“Da tanto tempo” di Giovanni Farina


Da tanto tempo

volevo dire addio

alla solitudine,

volevo dimenticarla

nel passato,

ma lei sorridente

e paziente

mi ha detto

che mi ama

che non sa vivere

senza di me.

Io

avrei voluto abbandonarla,

dirle di non accarezzare

il mio cuore

la mia anima

di non essermi fedele

come lo è

ogni giorno

ogni notte.

Non posso abbandonarla

perché

ormai

ha conquistato

ogni fibra

del mio essere.

Altre due brevi ma intense liriche di Giovanni Farina


Ricevute, copiate e pubblicate

Questa cella

è troppo piccola

per contenere

il mio pensiero libero.

Risorgerò

anche se vivo

da troppo tempo

lontano dal mondo

e lo immagino

troppo grande.

………………………………

Costa meno

aiutarci a vivere

che lasciarci morire

lentamente nella nullità.

Altre tre poesie di Giovanni Farina sempre dal carcere di Siano Catanzaro


Ricevute, copiate e pubblicate…

La notte

ha disegnato

il cielo nell’oscurità…

penso che

sono

un frammento di universo,

una pianta d’immortalità

che è nata

dal rovo di una rosa,

la stessa rosa

ch molte volte

mi ha dato ferite al cuore

ma quando mi sono saziato

alla fonte del suo amore

mi ha ridato

la vita, la felicità

…………………………………………

Quando si vive giudicando gli altri

non si sa cosa vuol dire

soffrire la fame

del proprio pensiero,

la sete della propria libertà.

…………………………………………………..

La mia poesia nascosta

nasce

gettando pugni di semi

tra le vie di una strada qualunque

dove, trasportati dal vento,

si trasformeranno

in sensazioni,

in sassi d’assalto

tra lo snocciolare scomposto

della mia età.

Chi getta semi al vento

farà fiorire il cielo.

“Il capo” di Giovanni Farina dal carcere di Siano Catanzaro


Il corpo umano chiede a chi lo abita e lo fa vivere perché fa lo sciopero.

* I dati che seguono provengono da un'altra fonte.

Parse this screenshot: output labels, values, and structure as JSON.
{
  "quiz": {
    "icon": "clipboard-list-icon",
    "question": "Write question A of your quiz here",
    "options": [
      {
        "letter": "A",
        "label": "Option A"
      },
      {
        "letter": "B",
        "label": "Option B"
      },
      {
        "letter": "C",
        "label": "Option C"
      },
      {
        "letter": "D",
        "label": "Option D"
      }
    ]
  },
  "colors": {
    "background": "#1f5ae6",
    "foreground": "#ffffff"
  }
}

Il cervello chiede la parola e dice:

–      Io sono l’organo che pensa, il più intelligente  e chiedo che mi sia riconosciuto di essere il capo.

Gli occhi a loro volta dicono:

–      Il riconoscimento di capo tocca a noi perché siamo la luce che guida il corpo dove andare.

Le mani replicano

–      Noi dobbiamo essere il capo, se non fosse per noi che imbocchiamo la bocca il corpo morirebbe di fame.

Anche le gambe dicono la loro

–      E noi non rappresentiamo nulla? Se non fosse per noi che trasportiamo l’intero corpo on ogni angolo del mondo nessuno saprebbe che esistete. Il ruolo del capo tocca a noi.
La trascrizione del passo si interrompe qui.